When Gustav III's war with
Russia broke out, in
1788, Fersen accompanied his monarch as an adjutant to
Finland, but in the autumn of the same year was sent to
France, where the political horizon was already darkening. It was necessary for Gustav III to have an agent thoroughly in the confidence of the French royal family, and, at the same time, sufficiently able and audacious to help them in their desperate straits, especially as he had lost all confidence in his accredited minister, the
Baron Erik Magnus Staël von Holstein. With his usual acumen, he fixed upon Fersen, who was at his post early in
1790. Before the end of the year he was forced to admit that the cause of the French monarchy was hopeless so long as the king and queen of France were nothing but captives in their own capital, at the mercy of an irresponsible mob.
He had the leading role in the royal family's
flight to Varennes.
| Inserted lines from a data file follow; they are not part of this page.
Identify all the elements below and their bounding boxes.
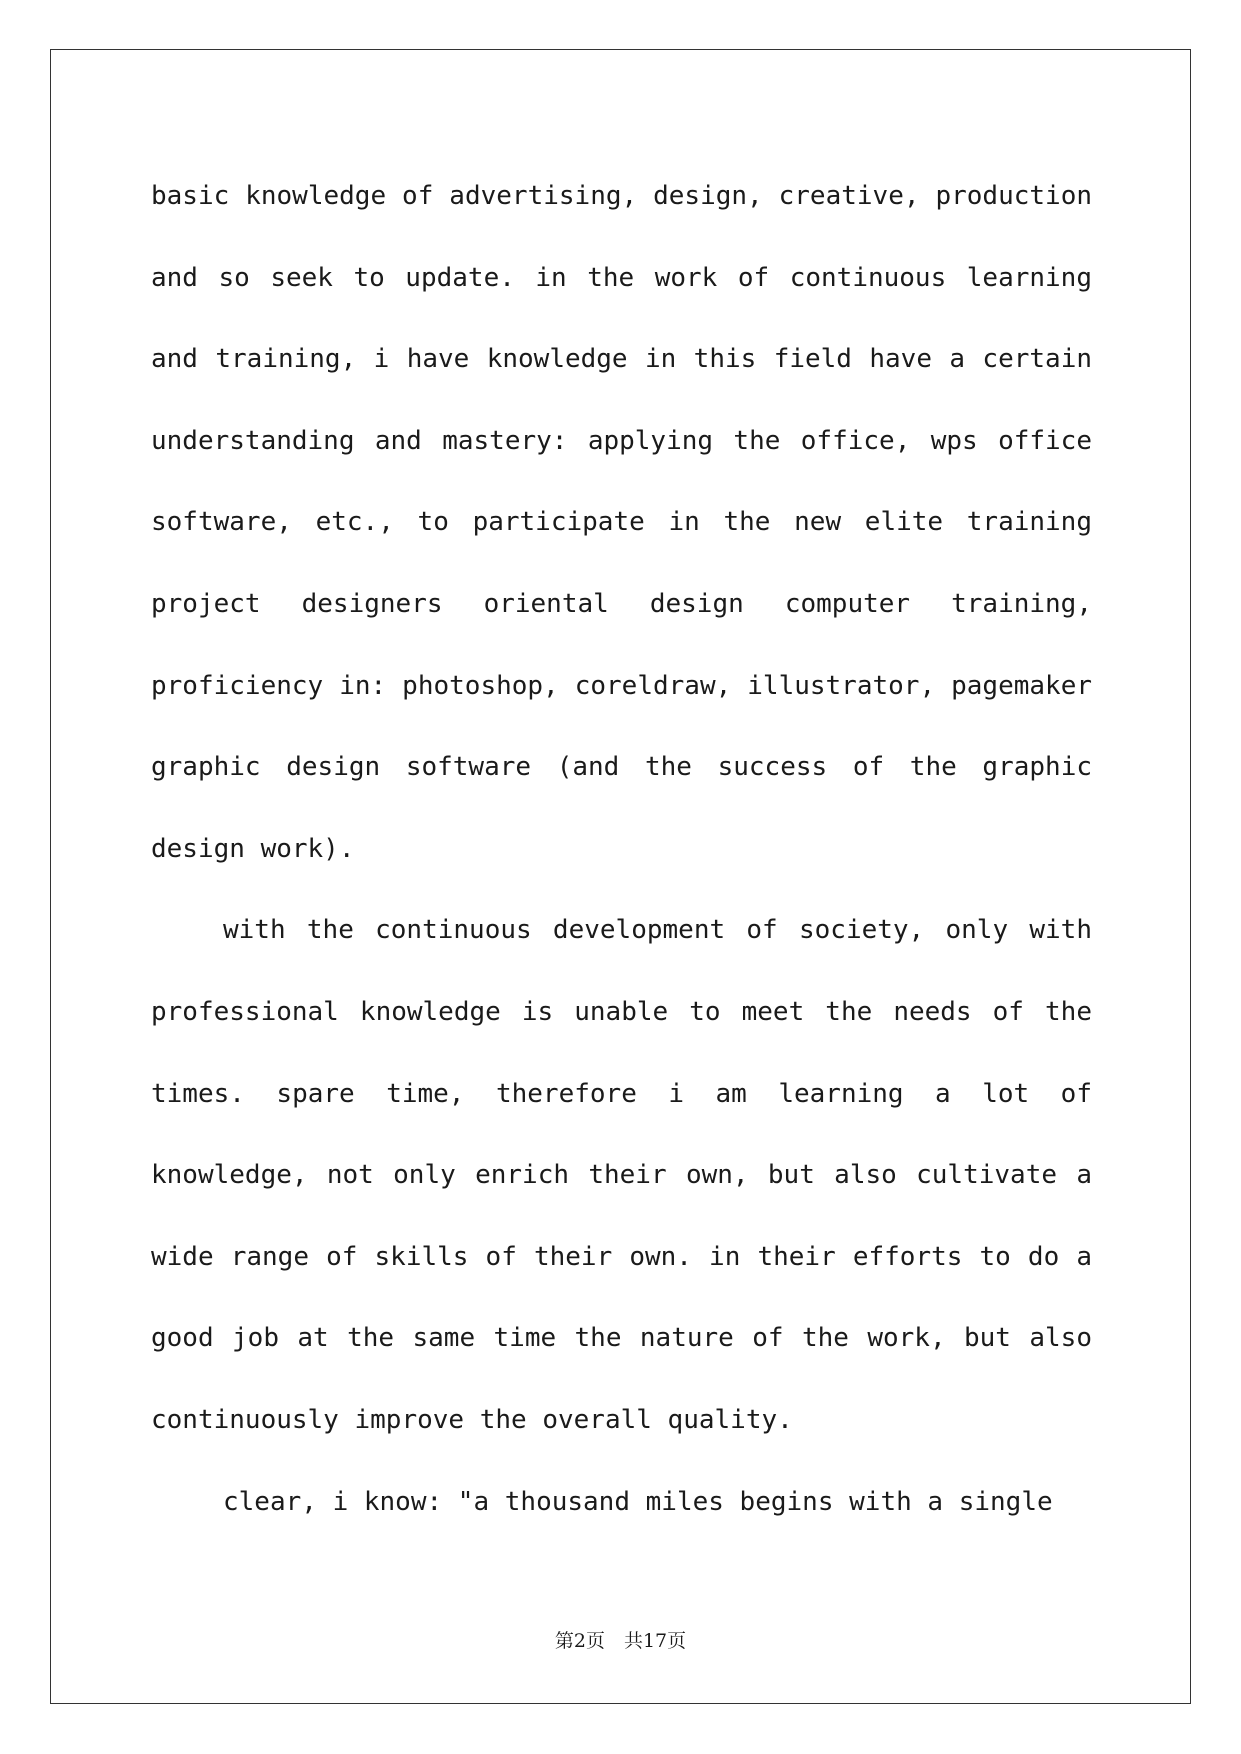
paragraph-3: clear, i know: "a thousand miles begins with a single (223, 1486, 1053, 1517)
paragraph-2: with the continuous development of society, only with professional knowledge is unable to meet the needs of the times. spare time, therefore i am learning a lot of knowledge, not only enrich their own, but also cultivate a wide range of skills of their own. in their efforts to do a good job at the same time the nature of the work, but also continuously improve the overall quality. (151, 915, 1092, 1435)
paragraph-1: basic knowledge of advertising, design, creative, production and so seek to update. in the work of continuous learning and training, i have knowledge in this field have a certain understanding and mastery: applying the office, wps office software, etc., to participate in the new elite training project designers oriental design computer training, proficiency in: photoshop, coreldraw, illustrator, pagemaker graphic design software (and the success of the graphic design work). (151, 181, 1092, 864)
page-number-footer: 第2页 共17页 (554, 1630, 687, 1652)
document-body (151, 156, 1092, 1543)
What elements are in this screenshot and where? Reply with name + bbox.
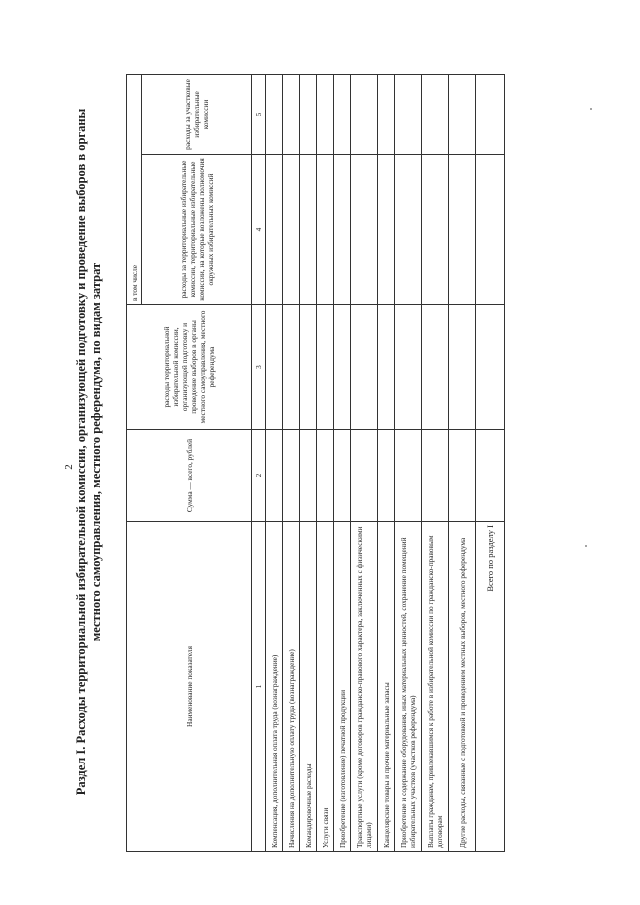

He found most of the requisite funds at the last moment. He ordered the construction of the famous carriage for six, in the name of the
baroness von Korff, and kept it at his own home on the Rue Matignon, so that all Paris might get accustomed to the sight of it. He was the coachman of the
fiacre which drove the royal family from the
Carrousel to the
Porte Saint-Martin, where the carriage awaited them. He accompanied them as far as Bondy, the first stage of their journey.